When I recognize and embrace my unique gifting, I give myself the permission to say no to things that fall outside of that. I also have greater capacity to appreciate other gifts that are uniquely different than mine. In his book You’re Only Human, Kelly Kapic highlights the beauty of this mindset in the context of the church: “Today I am caring for prisoners in jail; I am evangelizing the disenfranchised in Nepal; I am praying over the sick child in the hospital; I am serving the recovering victims of sex trafficking; I am standing against racial injustice; and I am caring for widows. And I am doing so much more. How?
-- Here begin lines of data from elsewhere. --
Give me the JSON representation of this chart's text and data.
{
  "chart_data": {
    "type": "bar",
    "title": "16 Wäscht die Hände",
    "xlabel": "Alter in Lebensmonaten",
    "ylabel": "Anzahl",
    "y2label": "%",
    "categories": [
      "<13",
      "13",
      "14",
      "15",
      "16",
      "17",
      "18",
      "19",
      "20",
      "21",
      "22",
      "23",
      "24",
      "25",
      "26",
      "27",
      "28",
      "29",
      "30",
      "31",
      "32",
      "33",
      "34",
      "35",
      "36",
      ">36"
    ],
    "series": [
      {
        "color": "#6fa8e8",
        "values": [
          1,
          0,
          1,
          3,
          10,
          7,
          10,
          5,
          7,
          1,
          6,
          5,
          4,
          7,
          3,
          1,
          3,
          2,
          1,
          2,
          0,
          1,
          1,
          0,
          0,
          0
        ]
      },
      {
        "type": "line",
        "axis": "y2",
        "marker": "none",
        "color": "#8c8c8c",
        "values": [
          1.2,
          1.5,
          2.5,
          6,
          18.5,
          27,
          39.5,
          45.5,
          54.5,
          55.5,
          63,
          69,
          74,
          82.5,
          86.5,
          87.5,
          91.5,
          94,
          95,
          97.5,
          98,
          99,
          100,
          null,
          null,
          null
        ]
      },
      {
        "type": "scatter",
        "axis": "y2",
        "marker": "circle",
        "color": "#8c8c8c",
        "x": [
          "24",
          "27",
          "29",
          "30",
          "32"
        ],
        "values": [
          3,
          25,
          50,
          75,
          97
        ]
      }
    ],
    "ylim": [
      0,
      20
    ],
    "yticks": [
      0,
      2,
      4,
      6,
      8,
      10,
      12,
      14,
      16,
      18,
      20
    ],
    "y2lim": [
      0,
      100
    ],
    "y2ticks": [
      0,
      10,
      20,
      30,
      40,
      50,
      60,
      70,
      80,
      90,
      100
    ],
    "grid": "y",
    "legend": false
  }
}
I am doing all of this because I am part of the living body of Christ.” Somehow, when many flawed and limited followers of Jesus come together over time and space and join their unique gifts, they form a body that is as whole as it is beautiful.
In a world that is moving at a frantic pace, it is so easy to approach human limits with annoyance or even shame. We tend to picture ugly “No Enter” signs, barbed wire, and yellow tape. However, I wonder how these images might transform if like David, we took the time to become acquainted and even friendly with our God given limits. Could it be that these “boundary lines” give space for some of the most beautiful things to grow?